Things are different now. Regardless of the fact that my husband and I make more money now than we did when we bought this farm 12 years ago, there is no way we would be able to buy this farm if we were buying it in today. That blows my mind.

Long story short, income and economics and all of that is a much bigger conversation than I can dig into in a ten minute podcast episode – maybe that’s a series we start in the future. 😉

I also want to point out that I have friends who are trying their hardest to start new income producing adventures because they want to get out of some super sucky employment situations. That’s awesome and I really admire them for that and I hope it works out really well for them. I’m glad we have all the platforms we have now to help them make that a reality. When you have potential dollar signs hanging over everything and you’re scrambling for money or you’re trying to remedy a really big problem, you’re in a different spot in life. 

And I point that out because I feel like there is a push in a lot of different communities that if you can monetize it, you should monetize it because that’s going to get you so much further ahead.

But will it?

Time or money?

When I was working full time, I realized you either trade a lot of your time and get money, or you trade a lot of potential money and get time. 99.9% of us will never see huge amounts of both of those at the same time for any extended amount of time. You either have one or the other.

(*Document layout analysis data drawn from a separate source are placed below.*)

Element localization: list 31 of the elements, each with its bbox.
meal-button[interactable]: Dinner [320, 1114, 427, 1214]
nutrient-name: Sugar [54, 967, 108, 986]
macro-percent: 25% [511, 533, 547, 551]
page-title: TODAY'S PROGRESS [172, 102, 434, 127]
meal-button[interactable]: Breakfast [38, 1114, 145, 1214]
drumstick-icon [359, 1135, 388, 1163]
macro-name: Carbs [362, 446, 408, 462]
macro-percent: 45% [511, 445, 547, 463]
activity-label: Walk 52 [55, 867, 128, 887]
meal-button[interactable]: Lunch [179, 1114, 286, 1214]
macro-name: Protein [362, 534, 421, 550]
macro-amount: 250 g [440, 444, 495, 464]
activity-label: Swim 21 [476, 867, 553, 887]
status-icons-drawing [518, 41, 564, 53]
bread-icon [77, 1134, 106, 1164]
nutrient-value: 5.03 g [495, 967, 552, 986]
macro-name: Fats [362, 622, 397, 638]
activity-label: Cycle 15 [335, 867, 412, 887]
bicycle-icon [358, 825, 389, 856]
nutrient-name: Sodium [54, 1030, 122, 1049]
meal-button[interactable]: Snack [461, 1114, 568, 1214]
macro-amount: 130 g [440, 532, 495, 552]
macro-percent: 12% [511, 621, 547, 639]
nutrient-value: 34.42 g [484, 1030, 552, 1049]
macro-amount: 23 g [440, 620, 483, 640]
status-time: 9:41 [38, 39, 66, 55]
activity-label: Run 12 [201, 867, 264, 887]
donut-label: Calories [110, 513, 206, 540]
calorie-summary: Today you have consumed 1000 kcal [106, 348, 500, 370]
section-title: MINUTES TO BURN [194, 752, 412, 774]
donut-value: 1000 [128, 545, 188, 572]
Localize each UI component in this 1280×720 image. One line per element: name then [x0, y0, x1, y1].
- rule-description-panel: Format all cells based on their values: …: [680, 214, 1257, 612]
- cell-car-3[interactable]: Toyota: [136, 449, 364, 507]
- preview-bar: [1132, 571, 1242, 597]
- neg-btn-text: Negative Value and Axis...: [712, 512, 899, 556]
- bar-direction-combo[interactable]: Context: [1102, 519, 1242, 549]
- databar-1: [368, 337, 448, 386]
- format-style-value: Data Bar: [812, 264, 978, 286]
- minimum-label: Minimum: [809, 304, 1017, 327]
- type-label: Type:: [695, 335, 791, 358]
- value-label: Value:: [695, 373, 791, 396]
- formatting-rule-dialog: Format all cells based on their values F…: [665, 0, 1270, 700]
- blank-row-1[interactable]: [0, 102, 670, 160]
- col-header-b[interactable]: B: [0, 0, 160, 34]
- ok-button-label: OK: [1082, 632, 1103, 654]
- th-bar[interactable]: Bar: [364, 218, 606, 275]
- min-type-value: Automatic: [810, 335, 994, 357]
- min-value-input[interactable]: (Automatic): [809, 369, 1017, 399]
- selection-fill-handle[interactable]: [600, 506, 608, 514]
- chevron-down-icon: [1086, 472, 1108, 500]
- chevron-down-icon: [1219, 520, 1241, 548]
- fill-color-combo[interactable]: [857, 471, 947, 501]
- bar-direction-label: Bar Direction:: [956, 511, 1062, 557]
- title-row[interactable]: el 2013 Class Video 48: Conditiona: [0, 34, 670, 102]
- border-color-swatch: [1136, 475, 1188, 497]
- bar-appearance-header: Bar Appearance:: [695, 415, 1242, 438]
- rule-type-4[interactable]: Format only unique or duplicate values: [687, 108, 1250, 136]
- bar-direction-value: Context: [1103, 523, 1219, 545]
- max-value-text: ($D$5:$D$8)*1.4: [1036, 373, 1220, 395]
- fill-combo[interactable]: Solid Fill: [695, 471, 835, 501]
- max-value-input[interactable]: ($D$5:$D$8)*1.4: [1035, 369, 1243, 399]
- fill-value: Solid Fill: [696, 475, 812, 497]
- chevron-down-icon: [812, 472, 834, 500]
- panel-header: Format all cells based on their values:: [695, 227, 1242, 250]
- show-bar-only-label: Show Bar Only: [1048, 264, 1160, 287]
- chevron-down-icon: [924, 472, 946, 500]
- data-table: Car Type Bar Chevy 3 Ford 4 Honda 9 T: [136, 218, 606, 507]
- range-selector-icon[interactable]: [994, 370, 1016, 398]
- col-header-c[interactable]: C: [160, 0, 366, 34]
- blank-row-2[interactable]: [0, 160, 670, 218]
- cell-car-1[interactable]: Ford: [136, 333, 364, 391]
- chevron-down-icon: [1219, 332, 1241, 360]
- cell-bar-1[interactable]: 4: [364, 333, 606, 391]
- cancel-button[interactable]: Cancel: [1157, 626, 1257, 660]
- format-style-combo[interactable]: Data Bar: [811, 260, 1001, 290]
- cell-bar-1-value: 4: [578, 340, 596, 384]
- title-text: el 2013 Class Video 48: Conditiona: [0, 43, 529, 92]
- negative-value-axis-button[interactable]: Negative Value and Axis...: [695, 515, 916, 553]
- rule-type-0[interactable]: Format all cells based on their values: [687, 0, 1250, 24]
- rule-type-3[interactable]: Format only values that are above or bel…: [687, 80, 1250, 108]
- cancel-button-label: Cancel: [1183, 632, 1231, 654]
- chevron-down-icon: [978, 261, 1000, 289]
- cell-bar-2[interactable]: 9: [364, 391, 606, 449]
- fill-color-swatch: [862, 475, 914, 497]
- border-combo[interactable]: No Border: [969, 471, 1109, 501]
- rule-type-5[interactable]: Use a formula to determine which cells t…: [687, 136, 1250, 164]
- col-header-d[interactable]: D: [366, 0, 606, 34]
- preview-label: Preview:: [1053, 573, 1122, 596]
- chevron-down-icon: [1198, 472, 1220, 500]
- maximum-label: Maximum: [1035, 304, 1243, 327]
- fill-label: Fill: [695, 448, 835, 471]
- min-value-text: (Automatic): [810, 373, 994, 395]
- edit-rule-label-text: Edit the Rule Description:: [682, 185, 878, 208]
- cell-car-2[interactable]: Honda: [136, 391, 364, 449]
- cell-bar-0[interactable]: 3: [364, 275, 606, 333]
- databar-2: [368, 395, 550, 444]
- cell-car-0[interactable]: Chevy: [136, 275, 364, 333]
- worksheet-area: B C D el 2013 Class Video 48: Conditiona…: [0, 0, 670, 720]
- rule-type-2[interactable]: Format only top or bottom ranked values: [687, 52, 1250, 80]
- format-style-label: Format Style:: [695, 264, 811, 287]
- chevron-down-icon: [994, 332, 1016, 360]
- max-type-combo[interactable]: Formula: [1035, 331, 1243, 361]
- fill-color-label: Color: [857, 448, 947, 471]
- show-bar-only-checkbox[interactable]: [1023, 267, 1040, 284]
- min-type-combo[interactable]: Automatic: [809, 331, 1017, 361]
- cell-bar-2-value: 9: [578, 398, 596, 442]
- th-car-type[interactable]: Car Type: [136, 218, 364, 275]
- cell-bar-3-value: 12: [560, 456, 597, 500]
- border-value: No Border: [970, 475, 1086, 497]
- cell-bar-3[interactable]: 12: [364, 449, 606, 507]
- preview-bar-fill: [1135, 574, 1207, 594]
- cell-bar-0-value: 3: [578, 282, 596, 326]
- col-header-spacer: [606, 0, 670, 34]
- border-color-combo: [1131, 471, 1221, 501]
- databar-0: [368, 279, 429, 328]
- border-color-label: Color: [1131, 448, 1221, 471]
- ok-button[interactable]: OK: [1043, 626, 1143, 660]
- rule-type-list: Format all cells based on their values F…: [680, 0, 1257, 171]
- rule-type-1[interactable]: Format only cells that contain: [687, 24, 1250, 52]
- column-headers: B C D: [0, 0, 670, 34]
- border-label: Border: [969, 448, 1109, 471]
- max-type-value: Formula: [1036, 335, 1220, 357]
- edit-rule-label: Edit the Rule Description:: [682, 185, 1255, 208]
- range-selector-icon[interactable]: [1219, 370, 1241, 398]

And there is some part of us that wants to believe there is a magic bullet solution for this. Like there is some way that you can have enough money to do every crazy thing you want to do and also never-ending amounts of time to do it with. And we’ve got people walking around spewing this BS that if you haven’t figured out how to do both by now, you obviously suck.

I know people who are absolutely kicking ass at the side hustles and businesses they are building and they are so freaking successful… and most of them don’t have two seconds to sit down two days in a row. They’re waiting for a chance to breathe. And that’s the reality of it.

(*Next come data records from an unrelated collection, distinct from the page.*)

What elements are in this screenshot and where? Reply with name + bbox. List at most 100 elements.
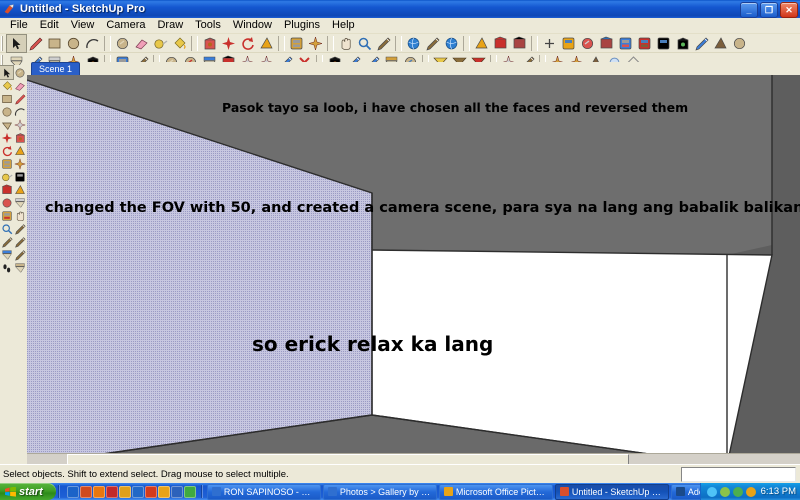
section-plane[interactable] [472,35,491,52]
menu-help[interactable]: Help [326,18,361,33]
toolbar-grip[interactable] [1,35,5,51]
circle-tool[interactable] [0,105,13,118]
scale-tool[interactable] [287,35,306,52]
dimension-tool[interactable] [0,183,13,196]
rotate-tool[interactable] [0,144,13,157]
arc-tool[interactable] [83,35,102,52]
menu-camera[interactable]: Camera [100,18,151,33]
protractor-tool[interactable] [13,170,26,183]
offset-tool[interactable] [306,35,325,52]
pan-tool[interactable] [13,209,26,222]
arc-tool[interactable] [13,105,26,118]
axes-tool[interactable] [0,196,13,209]
taskbar-item-3[interactable]: Untitled - SketchUp Pro [554,483,669,500]
browser-smiley-icon[interactable] [118,485,131,498]
select-tool[interactable] [0,65,14,80]
volume-icon[interactable] [706,486,717,497]
zoom-extents-tool[interactable] [13,222,26,235]
taskbar-item-4[interactable]: Adobe Photoshop CS... [670,483,700,500]
push-pull-tool[interactable] [200,35,219,52]
zoom-tool[interactable] [355,35,374,52]
soften-edges[interactable] [711,35,730,52]
styles-browser[interactable] [635,35,654,52]
orbit-tool[interactable] [336,35,355,52]
scale-tool[interactable] [0,157,13,170]
offset-tool[interactable] [13,157,26,170]
menu-file[interactable]: File [4,18,34,33]
menu-edit[interactable]: Edit [34,18,65,33]
taskbar-item-1[interactable]: Photos > Gallery by P... [322,483,437,500]
menu-view[interactable]: View [65,18,101,33]
office-icon[interactable] [157,485,170,498]
shadow-settings[interactable] [578,35,597,52]
polygon-tool[interactable] [0,118,13,131]
previous-view-tool[interactable] [0,235,13,248]
3d-text-tool[interactable] [13,196,26,209]
menu-window[interactable]: Window [227,18,278,33]
messenger-icon[interactable] [92,485,105,498]
measurements-box[interactable] [681,466,796,482]
dimension-tool[interactable] [491,35,510,52]
antivirus-icon[interactable] [144,485,157,498]
position-camera-tool[interactable] [0,248,13,261]
next-view[interactable] [423,35,442,52]
tape-measure-tool[interactable] [0,170,13,183]
taskbar-item-0[interactable]: RON SAPINOSO - Pa... [206,483,321,500]
materials-browser[interactable] [616,35,635,52]
zoom-extents-tool[interactable] [374,35,393,52]
model-viewport[interactable]: Pasok tayo sa loob, i have chosen all th… [27,75,800,465]
next-view-tool[interactable] [13,235,26,248]
start-button[interactable]: start [0,483,56,500]
paint-bucket-tool[interactable] [170,35,189,52]
menu-draw[interactable]: Draw [151,18,189,33]
layers-manager[interactable] [654,35,673,52]
fog-settings[interactable] [597,35,616,52]
close-button[interactable]: ✕ [780,2,798,18]
freehand-tool[interactable] [13,118,26,131]
update-tray-icon[interactable] [745,486,756,497]
paint-bucket-tool[interactable] [0,79,13,92]
utility-icon[interactable] [105,485,118,498]
taskbar-item-2[interactable]: Microsoft Office Pictu... [438,483,553,500]
show-desktop-icon[interactable] [66,485,79,498]
add-location[interactable] [540,35,559,52]
make-component-tool[interactable] [13,66,26,79]
outliner[interactable] [673,35,692,52]
network-icon[interactable] [131,485,144,498]
media-player-icon[interactable] [79,485,92,498]
eraser-tool[interactable] [13,79,26,92]
move-tool[interactable] [0,131,13,144]
messenger-tray-icon[interactable] [732,486,743,497]
rectangle-tool[interactable] [0,92,13,105]
document-icon[interactable] [170,485,183,498]
section-plane-tool[interactable] [13,261,26,274]
orbit-tool[interactable] [0,209,13,222]
previous-view[interactable] [404,35,423,52]
rectangle-tool[interactable] [45,35,64,52]
follow-me-tool[interactable] [13,144,26,157]
position-camera[interactable] [442,35,461,52]
move-tool[interactable] [219,35,238,52]
tape-measure-tool[interactable] [151,35,170,52]
minimize-button[interactable]: _ [740,2,758,18]
line-tool[interactable] [26,35,45,52]
menu-plugins[interactable]: Plugins [278,18,326,33]
select-tool[interactable] [6,33,27,53]
instructor[interactable] [730,35,749,52]
scene-tab-1[interactable]: Scene 1 [31,62,81,75]
zoom-tool[interactable] [0,222,13,235]
look-around-tool[interactable] [13,248,26,261]
model-info[interactable] [559,35,578,52]
walk-tool[interactable] [0,261,13,274]
restore-button[interactable]: ❐ [760,2,778,18]
chrome-icon[interactable] [183,485,196,498]
push-pull-tool[interactable] [13,131,26,144]
line-tool[interactable] [13,92,26,105]
network-tray-icon[interactable] [719,486,730,497]
clock[interactable]: 6:13 PM [759,486,796,497]
make-component[interactable] [113,35,132,52]
rotate-tool[interactable] [238,35,257,52]
axes-tool[interactable] [510,35,529,52]
eraser-tool[interactable] [132,35,151,52]
follow-me-tool[interactable] [257,35,276,52]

I also know people who seem to have all the time in the world… and they don’t have two dollar bills to rub together most of the time. That’s the reality of it.

Love it? (Don’t) put it up for sale.

In my humble opinion, we should not be taking every little thing that we can do and love to do and decide that we need to put a dollar amount on it and put it up for sale. How many people who really love working on cars/writing books/making music/working on random house projects have started to do that as a business and then decided they hate it because now it’s their job? It doesn’t bring them as much joy as it did when it was something they just did for fun or a little extra?

We should not be telling every potential YouTuber/blogger/homesteader/crocheter/farm stand runner that if they just work hard enough at doing all the things they can have all the things. You can’t have “all the things.” Most of us get time or money and most of us have to choose which one we want more of. 

Monetizing every single thing you do doesn’t necessarily get you ahead. Many times when we try to get ahead, it’s a two steps forward, one step back kind of thing. We inherit a “con” with every “pro”. I’m not saying that’s wrong, I’m saying more people should talk about it. Sometimes monetizing every single thing leaves you scrambling for a life you used to enjoy but have now farmed out to the almighty dollar. 

It’s okay if it’s just for you

Some people get into homesteading and hope it will be something that makes them a lot of money or gets them famous on YouTube or saves the world. 

But your homestead doesn’t have to be that if you don’t want it to.

It’s okay if your homestead is “just” your place of peace, or “just” adds to your freezer and pantry shelves—not the entire community’s.

It’s okay if your homestead “just” helps you sleep at night. Your homestead is valid even if it’s “just” for you. 

It’s okay if your homestead is “just” how you make sense of the world or is a place for you to be loved and safe and “just” be.